Recent performances and screenings include Musée d’Art Moderne de Paris (2021), Africa Museum, Tervuren, Belgium (2019), Fundació Antoni Tàpies, Barcelona (2017), Laboratoires d’Aubervilliers, Paris (2016), Glasgow School of Art (2015), Galveston Artists Residency, Texas (2015), Museum Modern of Art, Warsaw (2014), Musee Chasse & Nature and Centre Pompidou, Paris (2013).

Her experimental art writing and images have been published Bergen Kunsthall, Whitechapel Gallery: Documents of Contemporary Art, The Paris Review, Le Journal Laboratoires d’Aubervilliers, Animal Shelter Journal Semiotext(e) MIT Press, Metropolis M art magazine and Oxford University Press.

About the Jarman Award

The Film London Jarman Award recognises and supports artists working with moving image and celebrates the spirit of experimentation, imagination and innovation in the work of UK-based artist filmmakers. The Award is inspired by visionary filmmaker Derek Jarman.
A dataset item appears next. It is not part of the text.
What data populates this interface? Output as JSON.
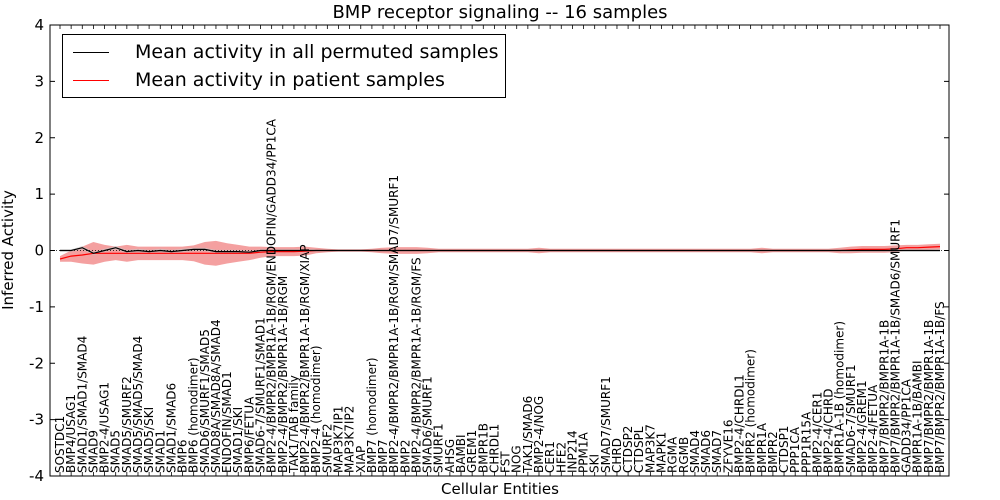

Now in its fifteenth year, the Award has built an enviable reputation for spotting rising stars of the UK art world. Previously shortlisted artists include Heather Phillipson, Lawrence Abu Hamdan,Oreet Ashery, Duncan Campbell, MonsterChetwynd, LukeFowler, Imran Perretta,Charlotte Prodger, Laure Prouvost, Elizabeth Price, James Richards,and Project Art Works all of whom went on to be shortlisted for or to win the Turner Prize.